Bolsonaro, Moro, Guedes “et caterva”: “viver com dignidade não representa favor!”

Na semana em que se comemoram o Dia da Justiça, e os 73 anos da Declaração Universal dos Direitos Humanos, relembramos o desfile da Vila Isabel de 1989

Ilustração: DGC
Escrito en CULTURA el

Por Estevan Mazzuia *

“Como são pobres os pobres, os pobres do meu país.

Na pele morena da América, ferida sem cicatriz.

Pobres de beira de estrada, e dos degraus da matriz.

Todo mundo oculta as culpas, só é maldito quem diz.

Como são pobres os pobres, os pobres do meu país.”

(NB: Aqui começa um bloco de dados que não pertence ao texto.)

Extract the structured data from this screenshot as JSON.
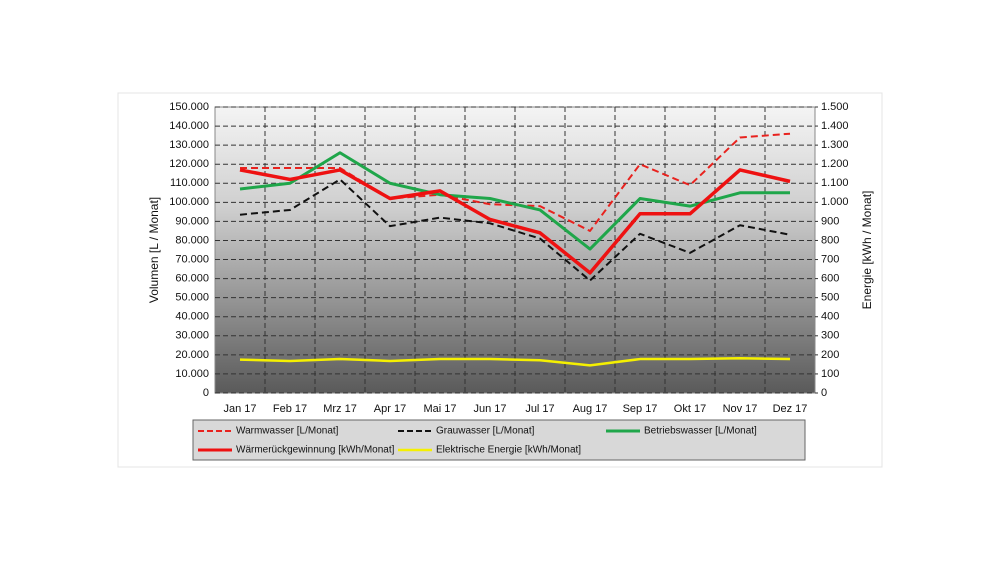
{
  "chart_data": {
    "type": "line",
    "categories": [
      "Jan 17",
      "Feb 17",
      "Mrz 17",
      "Apr 17",
      "Mai 17",
      "Jun 17",
      "Jul 17",
      "Aug 17",
      "Sep 17",
      "Okt 17",
      "Nov 17",
      "Dez 17"
    ],
    "ylabel": "Volumen [L / Monat]",
    "y2label": "Energie [kWh / Monat]",
    "ylim": [
      0,
      150000
    ],
    "yticks": [
      0,
      {
        "value": 10000,
        "label": "10.000"
      },
      {
        "value": 20000,
        "label": "20.000"
      },
      {
        "value": 30000,
        "label": "30.000"
      },
      {
        "value": 40000,
        "label": "40.000"
      },
      {
        "value": 50000,
        "label": "50.000"
      },
      {
        "value": 60000,
        "label": "60.000"
      },
      {
        "value": 70000,
        "label": "70.000"
      },
      {
        "value": 80000,
        "label": "80.000"
      },
      {
        "value": 90000,
        "label": "90.000"
      },
      {
        "value": 100000,
        "label": "100.000"
      },
      {
        "value": 110000,
        "label": "110.000"
      },
      {
        "value": 120000,
        "label": "120.000"
      },
      {
        "value": 130000,
        "label": "130.000"
      },
      {
        "value": 140000,
        "label": "140.000"
      },
      {
        "value": 150000,
        "label": "150.000"
      }
    ],
    "y2lim": [
      0,
      1500
    ],
    "y2ticks": [
      0,
      100,
      200,
      300,
      400,
      500,
      600,
      700,
      800,
      900,
      {
        "value": 1000,
        "label": "1.000"
      },
      {
        "value": 1100,
        "label": "1.100"
      },
      {
        "value": 1200,
        "label": "1.200"
      },
      {
        "value": 1300,
        "label": "1.300"
      },
      {
        "value": 1400,
        "label": "1.400"
      },
      {
        "value": 1500,
        "label": "1.500"
      }
    ],
    "grid": true,
    "legend": "bottom",
    "series": [
      {
        "name": "Warmwasser [L/Monat]",
        "color": "#e8221e",
        "dashed": true,
        "width": 2,
        "values": [
          118000,
          118000,
          118000,
          102000,
          104000,
          99000,
          98000,
          85000,
          120000,
          109000,
          134000,
          136000
        ]
      },
      {
        "name": "Grauwasser [L/Monat]",
        "color": "#111111",
        "dashed": true,
        "width": 2,
        "values": [
          93500,
          96000,
          112000,
          87500,
          92000,
          89000,
          81000,
          59000,
          83500,
          73500,
          88000,
          83000
        ]
      },
      {
        "name": "Betriebswasser [L/Monat]",
        "color": "#1fa64a",
        "dashed": false,
        "width": 3,
        "values": [
          107000,
          110000,
          126000,
          110000,
          104000,
          102000,
          96000,
          75500,
          102000,
          98000,
          105000,
          105000
        ]
      },
      {
        "name": "Wärmerückgewinnung [kWh/Monat]",
        "color": "#ee1111",
        "dashed": false,
        "width": 3.5,
        "axis": "y2",
        "values": [
          1170,
          1120,
          1170,
          1020,
          1060,
          910,
          840,
          630,
          940,
          940,
          1170,
          1110
        ]
      },
      {
        "name": "Elektrische Energie [kWh/Monat]",
        "color": "#f5f000",
        "dashed": false,
        "width": 2.5,
        "axis": "y2",
        "values": [
          175,
          168,
          178,
          168,
          178,
          178,
          172,
          145,
          178,
          178,
          182,
          178
        ]
      }
    ]
  }
}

Com esses versos do gaúcho Luiz Coronel, a Unidos de Vila Isabel apresentava seu enredo para o carnaval carioca de 1989, no qual defenderia o título de 1988, desfile que também merece uma resenha nesta coluna.

Desenvolvido por uma comissão formada por Paulo César Cardoso, Ilvamar Magalhães e Orlando Pereira, que falecera antes do carnaval, e com o título “Direito é Direito”, o enredo celebrava os 40 anos da Declaração Universal dos Direitos Humanos, por meio da denúncia de violações a tais direitos.

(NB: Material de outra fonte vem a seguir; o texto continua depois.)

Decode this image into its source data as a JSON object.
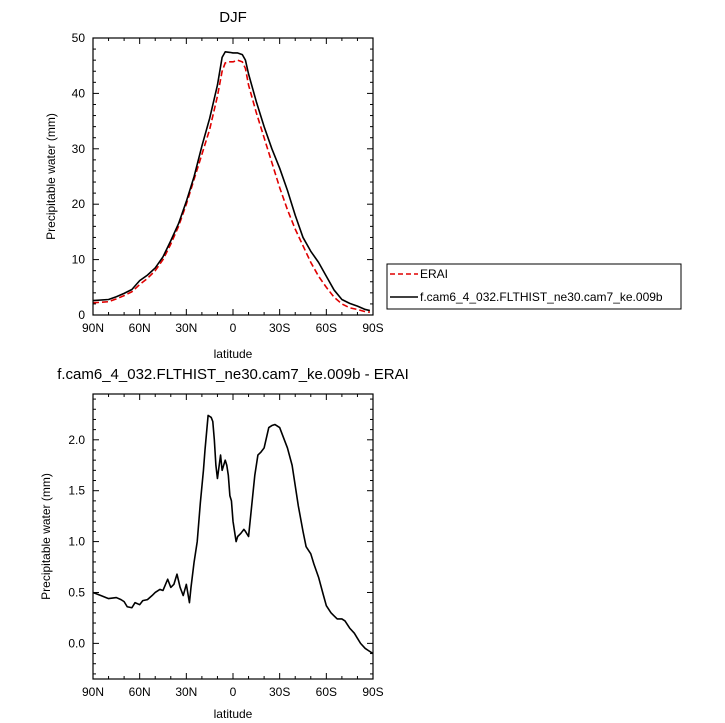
{
  "chart_data": [
    {
      "type": "line",
      "title": "DJF",
      "xlabel": "latitude",
      "ylabel": "Precipitable water (mm)",
      "x_reversed": true,
      "xlim": [
        90,
        -90
      ],
      "ylim": [
        0,
        50
      ],
      "xticks": [
        {
          "value": 90,
          "label": "90N"
        },
        {
          "value": 60,
          "label": "60N"
        },
        {
          "value": 30,
          "label": "30N"
        },
        {
          "value": 0,
          "label": "0"
        },
        {
          "value": -30,
          "label": "30S"
        },
        {
          "value": -60,
          "label": "60S"
        },
        {
          "value": -90,
          "label": "90S"
        }
      ],
      "yticks": [
        0,
        10,
        20,
        30,
        40,
        50
      ],
      "legend": {
        "placement": "right",
        "entries": [
          {
            "label": "ERAI",
            "color": "#e00000",
            "dash": true
          },
          {
            "label": "f.cam6_4_032.FLTHIST_ne30.cam7_ke.009b",
            "color": "#000000",
            "dash": false
          }
        ]
      },
      "series": [
        {
          "name": "ERAI",
          "color": "#e00000",
          "dashed": true,
          "x": [
            90,
            80,
            75,
            70,
            65,
            60,
            55,
            50,
            45,
            40,
            35,
            30,
            25,
            20,
            15,
            10,
            7,
            5,
            2,
            0,
            -3,
            -6,
            -8,
            -10,
            -15,
            -20,
            -25,
            -30,
            -35,
            -40,
            -45,
            -50,
            -55,
            -60,
            -65,
            -70,
            -75,
            -80,
            -85,
            -88
          ],
          "y": [
            2.2,
            2.4,
            2.9,
            3.5,
            4.2,
            5.5,
            6.6,
            8.0,
            10.0,
            12.8,
            16.0,
            20.0,
            24.5,
            29.0,
            33.5,
            39.5,
            44.0,
            45.5,
            45.7,
            45.7,
            46.0,
            45.7,
            44.5,
            41.5,
            36.5,
            32.0,
            27.5,
            23.0,
            19.0,
            15.5,
            12.5,
            9.5,
            7.0,
            5.0,
            3.2,
            2.0,
            1.3,
            1.0,
            0.6,
            0.5
          ]
        },
        {
          "name": "f.cam6_4_032.FLTHIST_ne30.cam7_ke.009b",
          "color": "#000000",
          "dashed": false,
          "x": [
            90,
            80,
            75,
            70,
            65,
            60,
            55,
            50,
            45,
            40,
            35,
            30,
            25,
            20,
            15,
            10,
            7,
            5,
            2,
            0,
            -3,
            -6,
            -8,
            -10,
            -15,
            -20,
            -25,
            -30,
            -35,
            -40,
            -45,
            -50,
            -55,
            -60,
            -65,
            -70,
            -75,
            -80,
            -85,
            -88
          ],
          "y": [
            2.6,
            2.8,
            3.3,
            3.9,
            4.6,
            6.2,
            7.2,
            8.5,
            10.5,
            13.4,
            16.5,
            20.5,
            25.0,
            30.5,
            35.5,
            41.5,
            46.5,
            47.5,
            47.4,
            47.3,
            47.3,
            47.0,
            46.0,
            43.5,
            38.5,
            34.0,
            30.0,
            26.5,
            22.5,
            18.0,
            14.0,
            11.5,
            9.5,
            7.0,
            4.5,
            2.8,
            2.1,
            1.6,
            1.0,
            0.8
          ]
        }
      ]
    },
    {
      "type": "line",
      "title": "f.cam6_4_032.FLTHIST_ne30.cam7_ke.009b - ERAI",
      "xlabel": "latitude",
      "ylabel": "Precipitable water (mm)",
      "x_reversed": true,
      "xlim": [
        90,
        -90
      ],
      "ylim": [
        -0.35,
        2.45
      ],
      "xticks": [
        {
          "value": 90,
          "label": "90N"
        },
        {
          "value": 60,
          "label": "60N"
        },
        {
          "value": 30,
          "label": "30N"
        },
        {
          "value": 0,
          "label": "0"
        },
        {
          "value": -30,
          "label": "30S"
        },
        {
          "value": -60,
          "label": "60S"
        },
        {
          "value": -90,
          "label": "90S"
        }
      ],
      "yticks": [
        0.0,
        0.5,
        1.0,
        1.5,
        2.0
      ],
      "ytick_labels": [
        "0.0",
        "0.5",
        "1.0",
        "1.5",
        "2.0"
      ],
      "series": [
        {
          "color": "#000000",
          "dashed": false,
          "x": [
            90,
            85,
            80,
            75,
            72,
            70,
            68,
            65,
            63,
            60,
            58,
            55,
            52,
            50,
            47,
            45,
            42,
            40,
            38,
            36,
            34,
            32,
            30,
            28,
            27,
            25,
            23,
            21,
            19,
            18,
            16,
            14,
            13,
            12,
            11,
            10,
            8,
            7,
            5,
            4,
            3,
            2,
            1,
            0,
            -2,
            -3,
            -5,
            -7,
            -8,
            -10,
            -12,
            -14,
            -16,
            -18,
            -20,
            -23,
            -25,
            -27,
            -30,
            -33,
            -35,
            -38,
            -40,
            -42,
            -45,
            -47,
            -50,
            -52,
            -55,
            -58,
            -60,
            -63,
            -65,
            -67,
            -70,
            -72,
            -75,
            -78,
            -80,
            -82,
            -85,
            -87,
            -90
          ],
          "y": [
            0.5,
            0.47,
            0.44,
            0.45,
            0.43,
            0.41,
            0.36,
            0.35,
            0.4,
            0.38,
            0.42,
            0.43,
            0.47,
            0.5,
            0.53,
            0.52,
            0.63,
            0.55,
            0.58,
            0.68,
            0.55,
            0.47,
            0.58,
            0.4,
            0.55,
            0.8,
            1.0,
            1.38,
            1.7,
            1.9,
            2.24,
            2.22,
            2.18,
            2.0,
            1.75,
            1.62,
            1.85,
            1.7,
            1.8,
            1.75,
            1.65,
            1.45,
            1.4,
            1.2,
            1.0,
            1.05,
            1.08,
            1.12,
            1.1,
            1.05,
            1.35,
            1.65,
            1.85,
            1.88,
            1.92,
            2.12,
            2.14,
            2.15,
            2.12,
            2.0,
            1.92,
            1.75,
            1.55,
            1.35,
            1.1,
            0.95,
            0.88,
            0.78,
            0.65,
            0.48,
            0.37,
            0.3,
            0.27,
            0.24,
            0.24,
            0.22,
            0.15,
            0.1,
            0.05,
            0.0,
            -0.05,
            -0.07,
            -0.1
          ]
        }
      ]
    }
  ]
}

A agremiação do bairro de Noel havia participado, inclusive, da abertura dos festejos promovidos pela ONU, na sede da entidade, em Nova Iorque.

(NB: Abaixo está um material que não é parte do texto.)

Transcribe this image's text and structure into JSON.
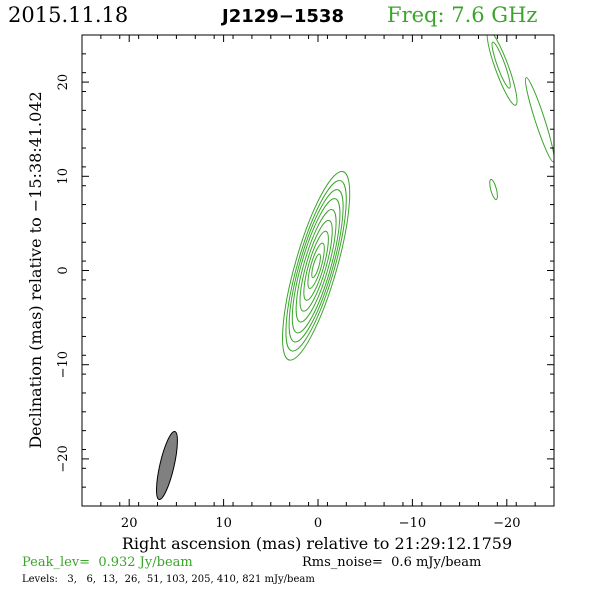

Composto por Jorge King, Serginho Tonelada, Fernando Partideiro, Zé Antônio e J. C. Costa, o samba, puxado por Gera, tinha versos primorosos em sua letra:

“É hora da verdade / A liberdade ainda não raiou / Queremos o direito de igualdade

Viver com dignidade / Não representa favor

Hoje, a Vila se faz tão bonita / E se apresenta destemida / Unida pelos mesmos ideais

Lutando com a maior sabedoria / Contra os preconceitos sociais

A Declaração Universal / Não é um sonho, temos que fazer cumprir

A justiça é cega, mas enxerga quando quer / Já está na hora de assumir

Sei que quem espera não alcança / Mas a esperança não acabará

Cantando e sambando acendo a chama / E sonho um novo dia clarear

Clareou / Despertou o amor, que é fonte da vida

Vamos dar as mãos e lutar / Sempre de cabeça erguida

E quando o amanhã surgir, surgir / A flor da paz se abrir, se abrir

Será prosperidade / A brisa vai trazer mais alegria / No mundo haverá fraternidade

Direito é direito / Está na declaração / A humanidade / É quem tem razão”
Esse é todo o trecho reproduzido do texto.